Saturday, September 18, 2010

Lesson 7

Higher Level Learning Outcomes

To define higher level thinking skills and creativity, we may adopt a framework that is a helpful synthesis of many models and definitions on the subject matter. The framework is not exhaustive but a helpful guide for teacher’s effort to understand the learner’s higher learning process.

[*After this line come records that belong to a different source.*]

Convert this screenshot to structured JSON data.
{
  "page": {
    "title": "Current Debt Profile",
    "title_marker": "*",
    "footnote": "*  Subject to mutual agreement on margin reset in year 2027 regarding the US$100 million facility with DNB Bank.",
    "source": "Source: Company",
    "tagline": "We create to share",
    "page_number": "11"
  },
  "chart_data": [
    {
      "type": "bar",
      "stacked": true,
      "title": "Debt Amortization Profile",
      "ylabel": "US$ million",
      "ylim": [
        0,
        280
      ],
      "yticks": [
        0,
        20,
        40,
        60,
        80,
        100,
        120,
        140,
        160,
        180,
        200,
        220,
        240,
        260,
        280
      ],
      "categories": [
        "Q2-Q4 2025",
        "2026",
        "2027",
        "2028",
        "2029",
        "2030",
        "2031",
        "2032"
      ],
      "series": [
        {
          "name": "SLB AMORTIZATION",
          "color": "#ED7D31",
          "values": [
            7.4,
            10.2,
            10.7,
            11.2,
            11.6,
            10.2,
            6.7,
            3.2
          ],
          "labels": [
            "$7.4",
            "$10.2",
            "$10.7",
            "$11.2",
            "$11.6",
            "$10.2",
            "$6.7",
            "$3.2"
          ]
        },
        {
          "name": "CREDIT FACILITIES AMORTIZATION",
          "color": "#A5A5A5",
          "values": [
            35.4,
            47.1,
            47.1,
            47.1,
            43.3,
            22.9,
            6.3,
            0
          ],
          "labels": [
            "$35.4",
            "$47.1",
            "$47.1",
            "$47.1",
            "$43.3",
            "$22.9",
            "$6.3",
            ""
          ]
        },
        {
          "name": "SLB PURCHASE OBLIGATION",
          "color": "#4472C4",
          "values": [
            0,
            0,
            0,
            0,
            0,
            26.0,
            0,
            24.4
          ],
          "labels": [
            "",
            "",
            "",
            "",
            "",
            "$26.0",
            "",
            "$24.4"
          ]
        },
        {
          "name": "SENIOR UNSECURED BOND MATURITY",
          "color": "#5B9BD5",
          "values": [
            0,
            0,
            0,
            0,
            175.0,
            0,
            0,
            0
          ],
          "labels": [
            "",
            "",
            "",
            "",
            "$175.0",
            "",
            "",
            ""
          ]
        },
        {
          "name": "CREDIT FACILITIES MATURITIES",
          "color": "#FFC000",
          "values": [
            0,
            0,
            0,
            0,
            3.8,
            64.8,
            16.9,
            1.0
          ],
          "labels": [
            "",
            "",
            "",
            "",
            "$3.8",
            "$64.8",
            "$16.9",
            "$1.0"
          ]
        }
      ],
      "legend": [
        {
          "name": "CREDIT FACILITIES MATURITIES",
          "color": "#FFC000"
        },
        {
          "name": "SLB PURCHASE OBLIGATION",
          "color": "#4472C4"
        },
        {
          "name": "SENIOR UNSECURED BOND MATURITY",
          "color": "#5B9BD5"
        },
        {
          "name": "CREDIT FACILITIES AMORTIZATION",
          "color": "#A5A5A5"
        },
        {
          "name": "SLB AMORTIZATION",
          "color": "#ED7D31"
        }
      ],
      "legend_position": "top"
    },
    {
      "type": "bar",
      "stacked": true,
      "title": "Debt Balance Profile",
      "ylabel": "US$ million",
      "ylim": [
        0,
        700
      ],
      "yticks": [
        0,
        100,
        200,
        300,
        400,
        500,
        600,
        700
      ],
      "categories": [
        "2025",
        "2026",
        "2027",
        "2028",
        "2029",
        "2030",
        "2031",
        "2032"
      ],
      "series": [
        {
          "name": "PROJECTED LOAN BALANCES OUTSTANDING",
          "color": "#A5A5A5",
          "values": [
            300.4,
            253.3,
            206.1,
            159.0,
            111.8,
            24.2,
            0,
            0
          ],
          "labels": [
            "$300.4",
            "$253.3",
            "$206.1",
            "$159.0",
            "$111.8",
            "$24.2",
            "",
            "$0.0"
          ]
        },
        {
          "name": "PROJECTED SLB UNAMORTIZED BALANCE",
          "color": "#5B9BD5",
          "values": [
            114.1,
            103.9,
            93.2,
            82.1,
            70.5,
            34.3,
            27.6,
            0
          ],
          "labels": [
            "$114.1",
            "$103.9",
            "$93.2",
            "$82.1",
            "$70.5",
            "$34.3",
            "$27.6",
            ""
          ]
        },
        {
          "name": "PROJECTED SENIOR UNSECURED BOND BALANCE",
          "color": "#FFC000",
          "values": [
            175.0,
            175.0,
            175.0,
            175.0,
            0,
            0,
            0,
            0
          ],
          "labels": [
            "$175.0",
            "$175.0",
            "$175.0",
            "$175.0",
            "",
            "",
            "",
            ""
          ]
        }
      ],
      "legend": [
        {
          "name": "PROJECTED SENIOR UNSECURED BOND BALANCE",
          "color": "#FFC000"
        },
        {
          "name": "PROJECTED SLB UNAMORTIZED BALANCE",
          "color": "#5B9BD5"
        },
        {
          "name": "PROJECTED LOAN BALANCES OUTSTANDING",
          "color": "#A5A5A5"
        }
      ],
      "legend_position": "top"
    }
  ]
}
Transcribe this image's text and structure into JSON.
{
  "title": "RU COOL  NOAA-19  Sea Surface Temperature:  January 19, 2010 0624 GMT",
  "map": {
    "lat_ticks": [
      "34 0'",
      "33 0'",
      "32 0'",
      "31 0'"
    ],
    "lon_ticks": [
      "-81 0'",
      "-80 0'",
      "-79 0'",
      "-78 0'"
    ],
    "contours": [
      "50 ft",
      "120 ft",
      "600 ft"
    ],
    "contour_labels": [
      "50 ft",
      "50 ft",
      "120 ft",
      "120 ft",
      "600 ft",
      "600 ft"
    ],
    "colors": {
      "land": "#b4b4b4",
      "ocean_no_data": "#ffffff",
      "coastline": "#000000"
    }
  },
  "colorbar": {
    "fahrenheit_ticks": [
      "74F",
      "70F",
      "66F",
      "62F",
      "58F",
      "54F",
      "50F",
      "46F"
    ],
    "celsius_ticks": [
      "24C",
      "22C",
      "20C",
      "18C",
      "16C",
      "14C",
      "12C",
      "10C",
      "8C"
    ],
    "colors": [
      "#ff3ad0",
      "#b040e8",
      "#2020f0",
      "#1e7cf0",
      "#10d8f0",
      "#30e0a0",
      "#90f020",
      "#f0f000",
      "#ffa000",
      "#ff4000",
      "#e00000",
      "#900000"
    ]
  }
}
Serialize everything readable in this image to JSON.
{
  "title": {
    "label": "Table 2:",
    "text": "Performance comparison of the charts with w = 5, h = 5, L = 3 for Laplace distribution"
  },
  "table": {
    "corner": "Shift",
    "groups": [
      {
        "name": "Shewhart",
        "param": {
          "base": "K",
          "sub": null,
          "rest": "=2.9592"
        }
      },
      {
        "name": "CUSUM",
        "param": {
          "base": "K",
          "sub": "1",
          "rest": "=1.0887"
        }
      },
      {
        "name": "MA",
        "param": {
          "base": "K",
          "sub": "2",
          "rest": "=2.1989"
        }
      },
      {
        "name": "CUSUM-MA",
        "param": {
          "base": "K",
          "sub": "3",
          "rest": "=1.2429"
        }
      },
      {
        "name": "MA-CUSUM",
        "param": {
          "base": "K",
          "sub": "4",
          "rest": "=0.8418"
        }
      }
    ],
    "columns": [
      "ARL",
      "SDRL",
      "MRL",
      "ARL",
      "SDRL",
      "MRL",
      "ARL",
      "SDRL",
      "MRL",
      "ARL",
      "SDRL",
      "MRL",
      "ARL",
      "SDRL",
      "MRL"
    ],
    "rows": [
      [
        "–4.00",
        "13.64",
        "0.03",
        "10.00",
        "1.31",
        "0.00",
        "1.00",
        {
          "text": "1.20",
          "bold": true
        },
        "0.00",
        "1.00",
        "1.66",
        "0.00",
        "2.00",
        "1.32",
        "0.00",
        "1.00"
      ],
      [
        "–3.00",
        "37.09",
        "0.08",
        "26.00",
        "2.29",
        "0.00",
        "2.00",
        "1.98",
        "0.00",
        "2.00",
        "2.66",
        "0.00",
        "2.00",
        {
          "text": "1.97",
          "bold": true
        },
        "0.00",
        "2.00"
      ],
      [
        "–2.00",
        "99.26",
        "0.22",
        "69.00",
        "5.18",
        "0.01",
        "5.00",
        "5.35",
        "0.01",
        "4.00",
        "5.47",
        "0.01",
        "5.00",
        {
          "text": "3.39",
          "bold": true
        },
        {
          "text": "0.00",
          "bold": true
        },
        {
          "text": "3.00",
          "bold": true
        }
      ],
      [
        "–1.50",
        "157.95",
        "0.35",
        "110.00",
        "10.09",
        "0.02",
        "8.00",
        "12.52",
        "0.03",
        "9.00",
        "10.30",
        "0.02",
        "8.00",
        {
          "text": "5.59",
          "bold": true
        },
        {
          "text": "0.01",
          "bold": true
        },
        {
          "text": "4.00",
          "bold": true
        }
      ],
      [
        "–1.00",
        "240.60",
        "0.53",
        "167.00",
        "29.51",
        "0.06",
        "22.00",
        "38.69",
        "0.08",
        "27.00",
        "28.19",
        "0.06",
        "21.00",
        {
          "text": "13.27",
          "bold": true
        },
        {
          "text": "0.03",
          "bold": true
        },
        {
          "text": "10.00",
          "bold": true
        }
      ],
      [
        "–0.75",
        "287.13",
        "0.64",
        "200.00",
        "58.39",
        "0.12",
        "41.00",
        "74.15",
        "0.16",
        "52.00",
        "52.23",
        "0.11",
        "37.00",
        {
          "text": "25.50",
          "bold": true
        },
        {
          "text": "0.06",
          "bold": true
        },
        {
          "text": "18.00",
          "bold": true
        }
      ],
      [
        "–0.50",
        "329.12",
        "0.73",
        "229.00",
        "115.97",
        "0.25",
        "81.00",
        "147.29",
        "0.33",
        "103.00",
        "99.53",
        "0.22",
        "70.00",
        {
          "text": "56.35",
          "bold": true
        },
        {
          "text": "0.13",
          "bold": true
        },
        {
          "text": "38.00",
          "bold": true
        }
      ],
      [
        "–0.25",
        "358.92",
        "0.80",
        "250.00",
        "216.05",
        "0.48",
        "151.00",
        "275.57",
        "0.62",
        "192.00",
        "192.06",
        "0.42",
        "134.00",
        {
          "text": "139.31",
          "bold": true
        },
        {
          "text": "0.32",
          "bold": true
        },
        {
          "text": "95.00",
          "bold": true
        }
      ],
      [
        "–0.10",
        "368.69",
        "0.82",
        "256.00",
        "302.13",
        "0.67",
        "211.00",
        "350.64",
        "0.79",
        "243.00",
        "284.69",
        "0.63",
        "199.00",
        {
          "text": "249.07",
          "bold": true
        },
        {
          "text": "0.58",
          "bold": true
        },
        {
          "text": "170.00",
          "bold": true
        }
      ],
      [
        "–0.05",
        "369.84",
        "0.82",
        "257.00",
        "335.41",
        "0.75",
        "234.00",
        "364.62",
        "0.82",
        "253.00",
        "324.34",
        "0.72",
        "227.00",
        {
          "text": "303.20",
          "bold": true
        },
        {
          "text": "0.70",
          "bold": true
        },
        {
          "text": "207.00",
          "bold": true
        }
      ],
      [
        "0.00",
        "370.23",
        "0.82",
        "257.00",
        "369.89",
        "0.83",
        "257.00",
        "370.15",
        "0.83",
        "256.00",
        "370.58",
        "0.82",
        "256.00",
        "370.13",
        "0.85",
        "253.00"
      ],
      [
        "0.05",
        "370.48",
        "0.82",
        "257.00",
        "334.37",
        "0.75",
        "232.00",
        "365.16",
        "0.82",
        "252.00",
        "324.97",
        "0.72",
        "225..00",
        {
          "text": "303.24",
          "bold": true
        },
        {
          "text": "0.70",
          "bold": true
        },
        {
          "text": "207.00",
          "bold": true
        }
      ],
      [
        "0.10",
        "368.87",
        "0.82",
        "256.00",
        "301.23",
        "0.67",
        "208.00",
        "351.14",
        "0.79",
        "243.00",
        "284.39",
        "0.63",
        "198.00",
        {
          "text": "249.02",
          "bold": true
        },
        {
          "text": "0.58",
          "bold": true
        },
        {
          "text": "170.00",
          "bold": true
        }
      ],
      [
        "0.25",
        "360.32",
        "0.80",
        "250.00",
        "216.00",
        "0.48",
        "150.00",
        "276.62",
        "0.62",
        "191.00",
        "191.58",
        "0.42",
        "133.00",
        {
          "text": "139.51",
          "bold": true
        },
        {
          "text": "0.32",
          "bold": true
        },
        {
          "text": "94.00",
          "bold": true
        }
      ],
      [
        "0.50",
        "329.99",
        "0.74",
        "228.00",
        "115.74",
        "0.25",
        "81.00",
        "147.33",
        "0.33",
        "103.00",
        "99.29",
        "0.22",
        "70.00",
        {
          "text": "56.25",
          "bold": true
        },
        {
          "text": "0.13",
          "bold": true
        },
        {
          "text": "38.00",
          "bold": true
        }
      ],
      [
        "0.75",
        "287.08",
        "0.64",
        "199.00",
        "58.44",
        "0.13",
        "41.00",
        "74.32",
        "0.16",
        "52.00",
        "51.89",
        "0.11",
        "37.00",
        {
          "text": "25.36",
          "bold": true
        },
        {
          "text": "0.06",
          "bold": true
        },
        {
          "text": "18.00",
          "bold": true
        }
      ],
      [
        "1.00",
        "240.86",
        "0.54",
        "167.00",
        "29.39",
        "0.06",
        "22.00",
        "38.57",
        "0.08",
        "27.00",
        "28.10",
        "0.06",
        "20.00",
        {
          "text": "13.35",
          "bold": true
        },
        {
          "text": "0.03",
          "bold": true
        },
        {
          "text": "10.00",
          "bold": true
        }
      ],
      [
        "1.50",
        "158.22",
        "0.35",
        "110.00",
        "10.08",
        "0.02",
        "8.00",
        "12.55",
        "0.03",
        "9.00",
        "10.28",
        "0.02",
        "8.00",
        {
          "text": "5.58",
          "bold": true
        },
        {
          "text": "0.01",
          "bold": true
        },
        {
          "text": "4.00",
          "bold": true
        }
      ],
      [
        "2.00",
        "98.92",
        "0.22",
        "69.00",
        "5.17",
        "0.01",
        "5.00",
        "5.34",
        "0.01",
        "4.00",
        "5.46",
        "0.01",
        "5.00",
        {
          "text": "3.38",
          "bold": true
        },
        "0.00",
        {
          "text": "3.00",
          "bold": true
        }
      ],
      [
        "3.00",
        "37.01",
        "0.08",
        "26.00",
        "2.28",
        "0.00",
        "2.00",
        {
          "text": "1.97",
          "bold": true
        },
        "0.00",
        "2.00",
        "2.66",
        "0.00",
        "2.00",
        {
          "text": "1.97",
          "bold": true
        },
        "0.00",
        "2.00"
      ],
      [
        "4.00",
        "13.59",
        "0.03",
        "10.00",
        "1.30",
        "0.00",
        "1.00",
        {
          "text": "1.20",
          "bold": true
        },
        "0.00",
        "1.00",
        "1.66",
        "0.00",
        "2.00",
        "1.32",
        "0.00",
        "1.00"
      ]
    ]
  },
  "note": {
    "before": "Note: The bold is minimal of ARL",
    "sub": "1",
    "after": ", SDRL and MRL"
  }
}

Complex Thinking Skills Sub-skills
Focusing -- Defining the problem, goal/objective-setting, brainstorming
Information gathering -- Selection, recording of data of information
Remembering -- Associating, relating new data with old
Analyzing -- Identifying idea constructs, patterns
Generating -- Deducing, inducting, elaborating
Organizing -- Classifying, relating
Imagining -- Visualizing, predicting
Designing -- Planning, formulating
Integration -- Summarizing, abstracting
Evaluating -- Setting criteria, testing idea, verifying outcomes, revising

Figure 4 – THINKING SKILLS FRAMEWORK

The Upgraded Project-Method

Given these complex thinking skills, the modern day teacher can now be guided on his goal to help student achieve higher level thinking skills and creativity beyond the ordinary benchmark of the student’s passing, even excelling achievement tests. Given the fact that the ordinary classroom is awfully lacking in instructional toolkits to bring students to the higher domains of learning and achieving, the project method is suggested.
To explain, the project method for higher learning outcomes consists in having the students work on projects with dept, complexity, duration and relevance to the real world. Improving on the Dewey project method, this new method involves students in the active creation of information, such that there is sustained reflective thinking on topics that have a real-world quality to them.
In this revised project method, there is a tighter link between the uses of projects for simply coming up with products to having the students undergo the process of complex/higher thinking under the framework of the constructivist paradigm. Under this framework, the students, not the teacher, make decisions about what to put into the project, how to organize information, how to package the outcomes for presentation, and the like. Meanwhile, the teacher, without staying away from the project endeavor, guides and facilitates the learning process.

The Process

The process of project implementation takes the students to the steps, efforts, and experiences in project completion. Meanwhile, thus principle to be borne in mind is that:

THE PROCESS IS MORE IMPORTANT THAN THE PRODUCT.
The process refers to the thinking /affective/psycho-motor process that occurs on the part of the learner. This comprises the journey that actualizes learning.
The product is the result of this all-important process consisting in possibly a summary, a poster, an essay, a term paper, a dramatic presentation, or an IT-based product. This is the destination which should be rewarding, but as the teacher seeks to develop in students’ higher level thinking skills and creativity, he/she should give more focus and attention to the journey.
In the succeeding lessons, we shall examine examples of IT-based projects. These are:
Resource-based projects
Simple creations
Guided hyper-media projects
Web-based projects

But for now, let’s recap: LET’S TAKE THE JOURNEY TO HIGHER/COMPLEX THINKING SKILLS AND CREATIVITY for teaching-and-learning in an information age.